The initiative results in a finely designed group show titled ITALIANS and curated by the Italian art historian and curator Fabio Cavallucci, well-known in the area for being one of the chief curators of the 2019 Bi-City Biennale of Architecture and Urbanism of Shenzhen and Hong Kong.
Eight of the most important Italian galleries, all regular attendees of the fair, joined the project: Alfonso Artiaco from Naples; Cardi Gallery from Milan; Galleria Continua with venues in San Gimignano, Beijing, Boissy-le-Châtel, Havana, Paris, Rome and São Paulo; MASSIMODECARLO with branches in Milan, Hong Kong, London and Paris; Maggiore from Bologna; Franco Noero from Turin; Mazzoleni with locations in Turin and London; and Rossi & Rossi, with headquarters in Hong Kong and London.
ITALIANS will feature high quality works from all the participating galleries to celebrate the wide range of Italian artistic production. The selection will include Italian classics such as Giorgio Morandi, Lucio Fontana, Michelangelo Pistoletto, Giulio Paolini and Giovanni Anselmo, masters of Arte Povera, and Nicola De Maria of Transavanguardia; together with former young artists now world-famous Paola Pivi and Francesco Vezzoli.

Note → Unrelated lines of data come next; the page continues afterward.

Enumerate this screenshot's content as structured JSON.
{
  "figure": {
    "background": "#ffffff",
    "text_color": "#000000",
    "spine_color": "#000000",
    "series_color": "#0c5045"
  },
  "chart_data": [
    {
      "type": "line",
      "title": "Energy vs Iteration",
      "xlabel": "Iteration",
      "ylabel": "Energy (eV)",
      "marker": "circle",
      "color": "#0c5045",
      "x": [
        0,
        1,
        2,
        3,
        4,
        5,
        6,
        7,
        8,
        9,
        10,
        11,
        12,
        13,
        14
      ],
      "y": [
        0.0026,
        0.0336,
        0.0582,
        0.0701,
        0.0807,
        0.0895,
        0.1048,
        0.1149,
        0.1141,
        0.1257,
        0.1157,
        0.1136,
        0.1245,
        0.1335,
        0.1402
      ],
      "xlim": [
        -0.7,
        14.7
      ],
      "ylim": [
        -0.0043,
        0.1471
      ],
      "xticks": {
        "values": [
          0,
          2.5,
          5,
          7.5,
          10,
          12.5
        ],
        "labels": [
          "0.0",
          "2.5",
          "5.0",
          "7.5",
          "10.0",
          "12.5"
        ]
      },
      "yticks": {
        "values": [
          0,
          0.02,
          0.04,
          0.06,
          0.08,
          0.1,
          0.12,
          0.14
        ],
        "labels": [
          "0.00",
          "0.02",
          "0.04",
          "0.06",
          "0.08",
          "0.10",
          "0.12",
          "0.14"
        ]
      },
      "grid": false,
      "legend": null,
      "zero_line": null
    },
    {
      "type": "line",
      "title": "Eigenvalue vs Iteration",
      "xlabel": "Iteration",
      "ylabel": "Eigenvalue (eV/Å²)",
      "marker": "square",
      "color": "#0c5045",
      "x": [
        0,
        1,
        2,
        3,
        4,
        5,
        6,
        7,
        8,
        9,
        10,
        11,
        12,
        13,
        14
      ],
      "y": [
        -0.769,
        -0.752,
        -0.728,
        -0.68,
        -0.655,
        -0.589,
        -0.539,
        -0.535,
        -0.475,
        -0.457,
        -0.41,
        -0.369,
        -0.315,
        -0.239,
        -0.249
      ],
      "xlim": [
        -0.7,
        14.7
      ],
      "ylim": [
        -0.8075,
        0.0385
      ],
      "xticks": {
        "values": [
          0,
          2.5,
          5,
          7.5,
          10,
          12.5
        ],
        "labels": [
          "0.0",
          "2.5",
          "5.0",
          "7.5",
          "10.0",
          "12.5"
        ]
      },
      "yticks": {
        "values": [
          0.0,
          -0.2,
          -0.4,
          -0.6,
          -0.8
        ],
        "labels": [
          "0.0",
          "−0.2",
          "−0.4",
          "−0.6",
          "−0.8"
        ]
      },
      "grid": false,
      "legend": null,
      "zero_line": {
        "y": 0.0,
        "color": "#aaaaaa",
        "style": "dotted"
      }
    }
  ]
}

Additional works in various media by Getulio Alviani, Massimo Antonaci, Bertozzi & Casoni, Alberto Biasi, Agostino Bonalumi, Vittoria Chierici, Lara Favaretto, Martino Gamper, Gian Marco Montesano, Luigi Ontani, Serse and Elisa Sighicelli will be on view.
More than a historical itinerary, the exhibition is a large review that suggests, through combinations and correspondences, some characteristics of the Italian style. From the exhibition emerges a calmness and craftsmanship, with light flowers (Morandi, De Maria, Montesano, Gamper), hands pre-washed from the history of art (Pistoletto, Paolini, Sighicelli), vague references to the national flag, and many other suggestions.
In alignment with the Institute’s ongoing commitment to promote contemporary Italian art, the exhibition is an instrumental part of a larger project, Italian Style. A series of exhibitions and online initiatives will follow, celebrating the diversity of Italian art, design and fashion, with interviews and conferences that aim to decipher precisely the term “Italian Style” — that everyone can recognize and appreciate, but which seems so difficult, perhaps impossible, to circumscribe.